É, pois, certo que em nenhum só lugar se encontra Lei ou jurisprudência que adopte o princípio da insignificância para condutas penalmente relevantes. Por isso é duvidoso que a evolução dos institutos de reparação dos danos, por substituição de um Código Penal mais que desactualizado, se deva ou tenha de se fazer no sentido da atenuação das penas num quadro em que nenhuma efectiva demonstração de arrependimento foi publicamente prestada; sequer alguma espontaneidade da reparação. Bem pelo contrário, deparamo-nos com agentes dissociados da lógica da integridade e ao serviço do bem comum; com uma total ausência de sinceridade, aqui e ali se revelando saber e poderem ser, arguidos bem protegidos por cumplicidades mais que muitas, urdindo argumentos "espertiosos" calculistas, apoiados em muito poder e todo o dinheiro, sempre nas suas vestes de tecidos finos e pedras preciosas, exibindo vaidades e ganância, senhores de comportamentos condenáveis que banalizaram, porque sem nenhum receio de saltarem da ribalta política em que se projectaram, para a fogueira da indignação popular, fingindo não haver nenhum problema mesmo que, acabando por se constituir num panteão de patifes.

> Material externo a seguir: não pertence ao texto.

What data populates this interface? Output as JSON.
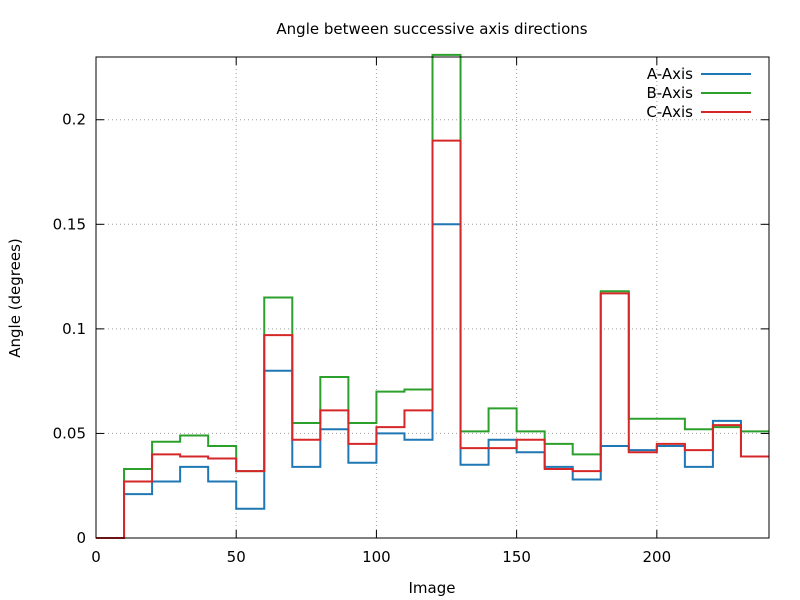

Entendo, pois, que no actual contexto se deva ponderar em que sociedade vivemos e quais os fenómenos que dela relevam e a dominam. Daí se aconselhar mais do que a adopção moderna da atenuação de medidas do Código Penal, um código porventura benevolente, porque a preparar conforto para os próximos futuros condenados, digo se aconselha, a criação de tribunais especializados (tribunais especializados e não tribunais especiais); a redução da possibilidade de recurso dos arguidos; a inversão do onus da prova com a retirada total dos bens suspeitos de se incluírem nos crimes em julgamento; além claro que, do reforço e da modernização dos meios de investigação (SIC / PGR) junto com a capacidade de apreciação dos casos de enorme complexidade ( como são muitos dos nossos), incluindo a facilitação dos meios de denúncia e a diminuição da carga burocrática da complexidade legal, actual.

Jamais poderemos aspirar a nos afirmar como uma sociedade de princípios éticos, probos e honrados se for o Estado ele mesmo, a fixá-los e a fixá-los com se fossem gostos. Isto enquanto vivemos num ambiente social em que as maiores das nossas preocupações incluem, não apenas a ausência de governantes cidadãos responsáveis, conscientes dos seus deveres, afeiçoados à integridade, como também o abalo da confiança na justiça, a falta de idoneidade de grande número dos seus servidores; por não ser nem competente nem independente, para além das suas crónicas insuficiências funcionais.

Juntamente com o julgamento dos infractores, é preciso discutir os desafios que a Nação enfrenta, diante dos ideais que podem ajudar a resolver os problemas. E esses ideais, o seu discurso, a ter de estar mais genuinamente voltado para agradar as pessoas do País real e não aos membros dos partidos ou da Assembleia Nacional; para que a opinião que o povo tenha sobre o senso comum das medidas, seja mais reflectida no que acontece.

Doutro modo será pouco provável que o Governo mantenha por muito mais tempo, a capacidade de inspirar confiança, tanto menos quanto a sua postura se revele incapaz de resistir aos homens cujo enriquecimento também lhes trouxe subjacente, mais poder.